A few weeks ago I told my husband that I was condering a triathlon. “Okay, when?” “Oh, I think I want to do it soon.” I then kept bringing up the fact that I didn’t have a bike and that maybe I should get a bike. I kind of thought he would be pleased with this idea because he has been trying to get me on a bike for a long time. You see, my husband is a bike lover. He worked at a bike shop during college and he had biking buddies. It is actually quite surprising that I haven’t really attempted to ride a bike in his presence during the 9 years that we have been married.
So, let’s see when I last really went for a bike ride. My husband let me use his mountain bike while I lived in Kodiak, Alaska (when he was living in Florida). For the most part, that bike stayed stafely tucked away in my quaint little cabin (oh, it was such a cute little cabin). I couldn’t really ride in the snow right? And I couldn’t take it with me when I was deployed on the ship. Yeah, I might have gotten on that 2-wheeled thing about 3 times during the year and a half I was stationed there. Let me see, that was about 9 years ago.
So, yesterday we pulled out one of my husband’s triathlon bikes. Yes, he has more than one. He is the triathlon man and I am the marathon woman. Not sure if he likes me stepping into his territory, but he doesn’t need to worry about me trying to show him up. I will be lucky if I can ride a bike down the street without crashing.
I can tell that this is going to be a long process with an overwhelming amount of information.

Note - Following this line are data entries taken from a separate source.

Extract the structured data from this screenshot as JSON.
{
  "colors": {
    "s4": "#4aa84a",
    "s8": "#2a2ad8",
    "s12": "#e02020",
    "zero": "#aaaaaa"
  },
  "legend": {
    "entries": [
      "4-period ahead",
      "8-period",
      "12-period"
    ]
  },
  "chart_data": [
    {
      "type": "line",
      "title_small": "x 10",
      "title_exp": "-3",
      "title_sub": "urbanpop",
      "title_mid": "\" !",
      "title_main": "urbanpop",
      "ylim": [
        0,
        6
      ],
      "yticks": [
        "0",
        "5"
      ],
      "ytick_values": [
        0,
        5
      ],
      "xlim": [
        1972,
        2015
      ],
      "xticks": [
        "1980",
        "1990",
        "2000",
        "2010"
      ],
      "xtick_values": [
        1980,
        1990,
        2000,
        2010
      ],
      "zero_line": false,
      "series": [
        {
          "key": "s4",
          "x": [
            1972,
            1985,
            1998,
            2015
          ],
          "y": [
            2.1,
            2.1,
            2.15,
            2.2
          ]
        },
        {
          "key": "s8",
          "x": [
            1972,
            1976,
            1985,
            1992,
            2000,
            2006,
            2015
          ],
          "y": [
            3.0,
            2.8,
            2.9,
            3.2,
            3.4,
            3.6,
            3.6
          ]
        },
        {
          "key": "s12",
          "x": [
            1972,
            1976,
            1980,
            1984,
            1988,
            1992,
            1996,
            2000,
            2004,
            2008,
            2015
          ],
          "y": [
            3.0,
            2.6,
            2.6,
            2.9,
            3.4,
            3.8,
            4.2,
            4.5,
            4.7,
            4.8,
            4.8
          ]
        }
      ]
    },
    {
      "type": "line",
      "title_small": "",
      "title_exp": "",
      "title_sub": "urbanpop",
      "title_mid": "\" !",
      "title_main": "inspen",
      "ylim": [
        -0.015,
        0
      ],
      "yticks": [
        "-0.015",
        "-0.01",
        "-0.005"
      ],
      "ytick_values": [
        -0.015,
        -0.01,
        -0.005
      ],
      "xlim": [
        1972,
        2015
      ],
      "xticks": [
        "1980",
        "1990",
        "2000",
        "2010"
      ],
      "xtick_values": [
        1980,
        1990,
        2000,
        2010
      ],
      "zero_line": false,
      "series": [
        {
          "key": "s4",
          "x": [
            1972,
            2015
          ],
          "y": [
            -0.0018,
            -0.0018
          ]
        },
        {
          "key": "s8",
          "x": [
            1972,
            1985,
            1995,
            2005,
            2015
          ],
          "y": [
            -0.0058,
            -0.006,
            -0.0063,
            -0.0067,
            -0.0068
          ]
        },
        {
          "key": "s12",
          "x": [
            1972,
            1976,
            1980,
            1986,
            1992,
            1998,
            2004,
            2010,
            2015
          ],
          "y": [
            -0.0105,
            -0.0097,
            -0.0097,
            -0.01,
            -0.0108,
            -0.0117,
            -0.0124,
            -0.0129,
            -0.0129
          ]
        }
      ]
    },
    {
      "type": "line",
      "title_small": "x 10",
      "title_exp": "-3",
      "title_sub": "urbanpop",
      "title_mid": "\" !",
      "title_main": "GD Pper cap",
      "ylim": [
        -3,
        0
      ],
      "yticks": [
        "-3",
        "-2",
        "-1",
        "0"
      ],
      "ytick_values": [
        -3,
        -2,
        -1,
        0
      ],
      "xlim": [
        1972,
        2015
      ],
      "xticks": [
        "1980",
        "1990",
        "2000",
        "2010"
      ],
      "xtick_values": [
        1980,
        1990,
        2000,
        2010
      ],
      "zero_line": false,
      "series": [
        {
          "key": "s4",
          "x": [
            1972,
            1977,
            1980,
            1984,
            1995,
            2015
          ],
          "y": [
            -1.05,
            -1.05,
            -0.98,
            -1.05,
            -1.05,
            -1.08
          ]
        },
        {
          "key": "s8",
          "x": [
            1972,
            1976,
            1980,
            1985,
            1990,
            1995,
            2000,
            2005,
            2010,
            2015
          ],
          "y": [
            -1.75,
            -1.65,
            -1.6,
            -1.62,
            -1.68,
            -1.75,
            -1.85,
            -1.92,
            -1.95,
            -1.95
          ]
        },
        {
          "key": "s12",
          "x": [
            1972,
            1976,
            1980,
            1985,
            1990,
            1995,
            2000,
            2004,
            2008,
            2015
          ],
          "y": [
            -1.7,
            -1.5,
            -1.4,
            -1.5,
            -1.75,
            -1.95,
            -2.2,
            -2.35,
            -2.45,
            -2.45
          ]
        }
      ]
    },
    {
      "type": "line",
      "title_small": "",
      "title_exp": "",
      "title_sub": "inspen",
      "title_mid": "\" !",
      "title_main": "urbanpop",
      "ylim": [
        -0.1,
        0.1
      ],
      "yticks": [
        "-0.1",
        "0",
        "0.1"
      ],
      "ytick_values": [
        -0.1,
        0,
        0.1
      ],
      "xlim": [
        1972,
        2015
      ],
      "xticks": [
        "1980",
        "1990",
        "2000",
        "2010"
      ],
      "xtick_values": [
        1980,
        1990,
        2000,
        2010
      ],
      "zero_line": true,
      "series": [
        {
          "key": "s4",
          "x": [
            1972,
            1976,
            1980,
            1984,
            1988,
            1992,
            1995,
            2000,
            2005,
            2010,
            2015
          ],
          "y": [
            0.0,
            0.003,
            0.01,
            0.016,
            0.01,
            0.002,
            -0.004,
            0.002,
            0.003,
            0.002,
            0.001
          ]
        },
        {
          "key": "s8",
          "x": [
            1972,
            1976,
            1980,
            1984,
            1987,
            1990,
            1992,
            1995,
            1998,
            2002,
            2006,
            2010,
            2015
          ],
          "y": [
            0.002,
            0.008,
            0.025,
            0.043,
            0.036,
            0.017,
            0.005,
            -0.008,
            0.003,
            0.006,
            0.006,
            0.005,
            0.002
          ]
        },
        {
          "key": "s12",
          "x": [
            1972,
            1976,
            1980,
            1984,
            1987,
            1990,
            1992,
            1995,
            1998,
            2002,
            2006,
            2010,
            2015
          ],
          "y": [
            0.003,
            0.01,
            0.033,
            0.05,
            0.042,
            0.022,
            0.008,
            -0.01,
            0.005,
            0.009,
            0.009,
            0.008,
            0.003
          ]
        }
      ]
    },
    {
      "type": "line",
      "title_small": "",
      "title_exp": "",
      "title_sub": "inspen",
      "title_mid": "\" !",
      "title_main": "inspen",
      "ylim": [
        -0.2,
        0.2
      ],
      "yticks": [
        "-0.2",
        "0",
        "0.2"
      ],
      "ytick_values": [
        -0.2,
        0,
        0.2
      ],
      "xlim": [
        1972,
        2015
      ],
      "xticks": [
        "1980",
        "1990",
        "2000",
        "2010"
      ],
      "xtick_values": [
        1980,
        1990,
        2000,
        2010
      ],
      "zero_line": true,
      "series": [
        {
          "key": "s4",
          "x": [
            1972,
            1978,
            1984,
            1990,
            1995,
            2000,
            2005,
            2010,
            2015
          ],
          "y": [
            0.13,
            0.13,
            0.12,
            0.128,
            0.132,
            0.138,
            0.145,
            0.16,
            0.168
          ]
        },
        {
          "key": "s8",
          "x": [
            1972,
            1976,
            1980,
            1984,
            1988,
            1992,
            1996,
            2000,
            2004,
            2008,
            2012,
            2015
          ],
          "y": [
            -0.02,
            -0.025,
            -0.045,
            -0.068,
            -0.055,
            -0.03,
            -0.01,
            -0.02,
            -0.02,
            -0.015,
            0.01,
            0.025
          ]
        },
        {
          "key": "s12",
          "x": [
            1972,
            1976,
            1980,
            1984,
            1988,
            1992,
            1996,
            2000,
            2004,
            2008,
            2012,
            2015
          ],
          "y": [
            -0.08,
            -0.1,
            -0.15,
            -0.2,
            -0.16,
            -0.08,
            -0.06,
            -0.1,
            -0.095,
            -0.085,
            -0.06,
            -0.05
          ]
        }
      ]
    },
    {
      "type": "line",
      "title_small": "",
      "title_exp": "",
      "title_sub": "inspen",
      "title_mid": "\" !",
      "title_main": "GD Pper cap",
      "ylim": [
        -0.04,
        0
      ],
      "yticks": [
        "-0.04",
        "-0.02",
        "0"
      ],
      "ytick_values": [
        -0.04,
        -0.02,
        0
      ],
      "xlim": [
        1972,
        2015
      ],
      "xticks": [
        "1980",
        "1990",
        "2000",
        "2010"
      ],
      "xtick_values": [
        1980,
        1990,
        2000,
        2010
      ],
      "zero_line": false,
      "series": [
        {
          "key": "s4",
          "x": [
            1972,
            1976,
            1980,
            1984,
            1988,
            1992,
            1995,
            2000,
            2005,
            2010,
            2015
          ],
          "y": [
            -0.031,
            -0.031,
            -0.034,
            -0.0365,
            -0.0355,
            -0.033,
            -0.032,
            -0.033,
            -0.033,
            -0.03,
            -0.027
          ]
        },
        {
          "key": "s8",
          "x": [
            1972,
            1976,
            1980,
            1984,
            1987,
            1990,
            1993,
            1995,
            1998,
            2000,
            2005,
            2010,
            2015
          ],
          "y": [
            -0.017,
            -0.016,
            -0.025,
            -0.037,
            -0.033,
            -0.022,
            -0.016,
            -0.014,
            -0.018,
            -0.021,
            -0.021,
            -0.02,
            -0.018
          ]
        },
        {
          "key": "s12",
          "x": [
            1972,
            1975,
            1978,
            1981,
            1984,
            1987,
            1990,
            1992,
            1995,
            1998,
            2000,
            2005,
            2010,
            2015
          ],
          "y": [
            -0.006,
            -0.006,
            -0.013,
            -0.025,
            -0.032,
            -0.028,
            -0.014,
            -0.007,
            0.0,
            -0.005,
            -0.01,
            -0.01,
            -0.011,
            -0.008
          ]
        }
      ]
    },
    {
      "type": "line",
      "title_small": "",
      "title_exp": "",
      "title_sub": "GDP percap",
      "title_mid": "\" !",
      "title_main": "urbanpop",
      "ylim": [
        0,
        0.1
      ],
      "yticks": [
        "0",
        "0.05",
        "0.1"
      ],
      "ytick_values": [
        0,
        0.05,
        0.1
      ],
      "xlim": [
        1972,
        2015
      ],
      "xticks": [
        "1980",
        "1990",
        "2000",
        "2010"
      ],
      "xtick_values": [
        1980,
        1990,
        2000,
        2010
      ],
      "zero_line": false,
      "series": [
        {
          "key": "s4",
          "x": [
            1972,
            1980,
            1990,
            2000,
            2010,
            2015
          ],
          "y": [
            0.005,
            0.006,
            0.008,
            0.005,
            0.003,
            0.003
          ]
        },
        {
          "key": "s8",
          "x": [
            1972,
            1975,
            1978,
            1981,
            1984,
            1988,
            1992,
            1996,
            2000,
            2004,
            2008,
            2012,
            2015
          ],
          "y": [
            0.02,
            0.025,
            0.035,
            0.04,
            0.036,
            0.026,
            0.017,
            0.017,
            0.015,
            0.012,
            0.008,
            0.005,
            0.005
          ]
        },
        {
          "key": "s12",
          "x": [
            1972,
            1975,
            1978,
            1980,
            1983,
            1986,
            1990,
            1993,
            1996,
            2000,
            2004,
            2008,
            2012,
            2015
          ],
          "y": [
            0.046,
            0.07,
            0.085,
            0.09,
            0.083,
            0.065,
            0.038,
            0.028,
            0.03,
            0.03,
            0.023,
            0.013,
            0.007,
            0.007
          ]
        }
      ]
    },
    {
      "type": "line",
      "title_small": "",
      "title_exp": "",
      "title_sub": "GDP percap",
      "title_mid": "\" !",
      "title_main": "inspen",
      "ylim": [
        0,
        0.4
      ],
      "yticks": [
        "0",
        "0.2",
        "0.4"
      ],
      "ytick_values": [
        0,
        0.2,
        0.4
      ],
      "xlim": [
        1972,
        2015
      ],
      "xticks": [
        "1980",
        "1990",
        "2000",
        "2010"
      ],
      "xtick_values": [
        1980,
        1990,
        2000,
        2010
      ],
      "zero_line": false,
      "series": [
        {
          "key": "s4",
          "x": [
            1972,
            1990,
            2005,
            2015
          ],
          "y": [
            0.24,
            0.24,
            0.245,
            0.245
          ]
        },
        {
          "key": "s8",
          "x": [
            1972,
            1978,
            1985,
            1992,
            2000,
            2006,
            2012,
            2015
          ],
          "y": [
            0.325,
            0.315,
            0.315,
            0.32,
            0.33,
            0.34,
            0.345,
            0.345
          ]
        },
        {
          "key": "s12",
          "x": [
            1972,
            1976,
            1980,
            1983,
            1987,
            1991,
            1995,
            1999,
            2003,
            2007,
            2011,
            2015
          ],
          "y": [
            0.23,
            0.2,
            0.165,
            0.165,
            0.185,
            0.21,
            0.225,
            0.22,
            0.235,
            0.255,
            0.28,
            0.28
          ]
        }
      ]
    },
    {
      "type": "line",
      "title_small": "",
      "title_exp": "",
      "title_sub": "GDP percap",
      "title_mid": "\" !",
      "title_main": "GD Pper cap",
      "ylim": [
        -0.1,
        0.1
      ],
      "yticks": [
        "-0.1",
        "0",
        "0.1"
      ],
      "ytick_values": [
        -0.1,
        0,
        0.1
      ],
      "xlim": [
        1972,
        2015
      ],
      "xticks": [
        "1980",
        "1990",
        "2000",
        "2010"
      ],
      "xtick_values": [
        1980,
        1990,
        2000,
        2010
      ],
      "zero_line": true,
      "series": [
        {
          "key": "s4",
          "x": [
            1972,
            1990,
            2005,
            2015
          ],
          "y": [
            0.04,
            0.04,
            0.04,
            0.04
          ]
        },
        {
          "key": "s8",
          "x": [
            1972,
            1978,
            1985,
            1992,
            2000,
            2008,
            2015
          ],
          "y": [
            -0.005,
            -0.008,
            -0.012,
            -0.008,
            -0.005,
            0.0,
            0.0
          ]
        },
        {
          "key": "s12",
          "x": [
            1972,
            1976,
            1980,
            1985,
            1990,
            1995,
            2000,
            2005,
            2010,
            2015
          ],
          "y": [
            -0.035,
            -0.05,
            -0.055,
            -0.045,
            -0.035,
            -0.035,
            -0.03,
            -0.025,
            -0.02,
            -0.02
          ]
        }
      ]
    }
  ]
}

I sat on the floor as he propped the bike up on the trainer. We had to get it to fit my body and that was going to take some adjustments. He told me to change my clothes and I ended up with pants that were too loose at the end. “Those are going to get caught in the chain.” So, I hiked the pants up to my thighs. Then he brought me his shoes. Yes, we wear about the same size. Sad, I know. I put them on and then straddled the bike. I had always wondered how the shoes snapped onto the pedals and I was soon going to find out. Hey, it was way easier than I imagined! I snapped them in and out over and over again until I felt like it was second nature. There was no way I was going to get out on the road without feeling confident enough to break free when a crash is imminent! I guess I should stop talking about crashing or else my husband might not let me borrow his bike.
Then I sat my rear down on the seat, I thought “this can’t be right.” I re-adjusted my rear, but nothing changed. It hurt. It really hurt. The seat was digging into me and it sucked even more as I started pedaling. As I pedaled, my upper body tensed as I tried to keep my rear slightly lifted off of the seat. My husband told me to move forward on the seat, but the only thing making it even slightly tolerable was the fact that I was sitting on the back of the seat. I knew that I wouldn’t be able to ride the bike unless I had a different seat. A seat that was meant for women (hey, it is much different down there). I also realized why cyclists wore padded pants.
As I leaned forward to grab the handle bars, we realized that my torso was just a bit too short. Sorry, but most of my height comes from my legs. He tried to re-adjust the bars to come closer to me, but that failed. We would have to purchase another part (okay, I don’t remember the name of the part) in order to bring the bars closer, making the ride more comfortable. That, with the seat, should make it a little better. We shall see.
So, today we went to the bike store with our 3 kids in tow. It is always a pleasure to take your kids to a store… I was told to sit down on a seat that could measure my butt bones so I did. Wouldn’t you know, it showed that I needed a seat that was shaped differently than the one my husband used (I probably have a wider rear). Of course they didn’t have shoes that fit my large feet so we had to order them. Lastly, we realized that I needed a helmet. There are 4 helmets in our house, but none of them belong to me. Even my kids ride bikes! The first one I tried on was the right one. I tried on about 5 more just to be sure, but it was the first one that fit my head just perfectly. And it just happened to be purple.
I started talking to my husband about the difference between road bikes and triathlon bikes. I was so clueless, but I had heard once that road bikers (I guess cyclists is a better term?) don’t like to ride in a group with triathlon cyclists. Being that I was clueless, he said that it isn’t proper etiquette when the triathlon rider brings his or her body all the way down because then that defeats the purpose of taking the lead. But I was told that they can ride together as long as the triathlon rider sits up. Okay, but I was still kind of worried that I would be outcasted if I wanted to go on a group ride with some biker friends. Not that I have many biker friends right now, but who knows if I will ever get any when I show up on my triathlon bike. It might be similar to a walker showing up to a group RUN… I have no idea.
Then I started asking about the actual triathlons. “Are people allowed to ride road bikes at a triathlon?” “Yes, they can ride whatever they choose, but a triathlon bike has more of an advantage over a road bike.” “Okay, but could you ride a triathlon bike on a century ride?” “Depends on what type of ride it is because some of those aren’t actually races.” Then I started asking about drafting and how that works in a triathlon. He told me that you can’t draft and they have very specific rules. I think he was getting tired of all of my questions so he finally told me that I needed to read the rule book. A rule book? When I go to a marathon I just run. I kept trying to think about all of the “rules” of running, but maybe it was just proper running etiquette that came to my mind. People don’t always have etiquette (like the run/walkers might just decide to stop dead right in front of a runner). But I guess with these rules you actually have to comply or else you get booted off the course or something. I suppose I better read this book. It all sounds very complicated. And I haven’t even gotten the bike to the pavement yet.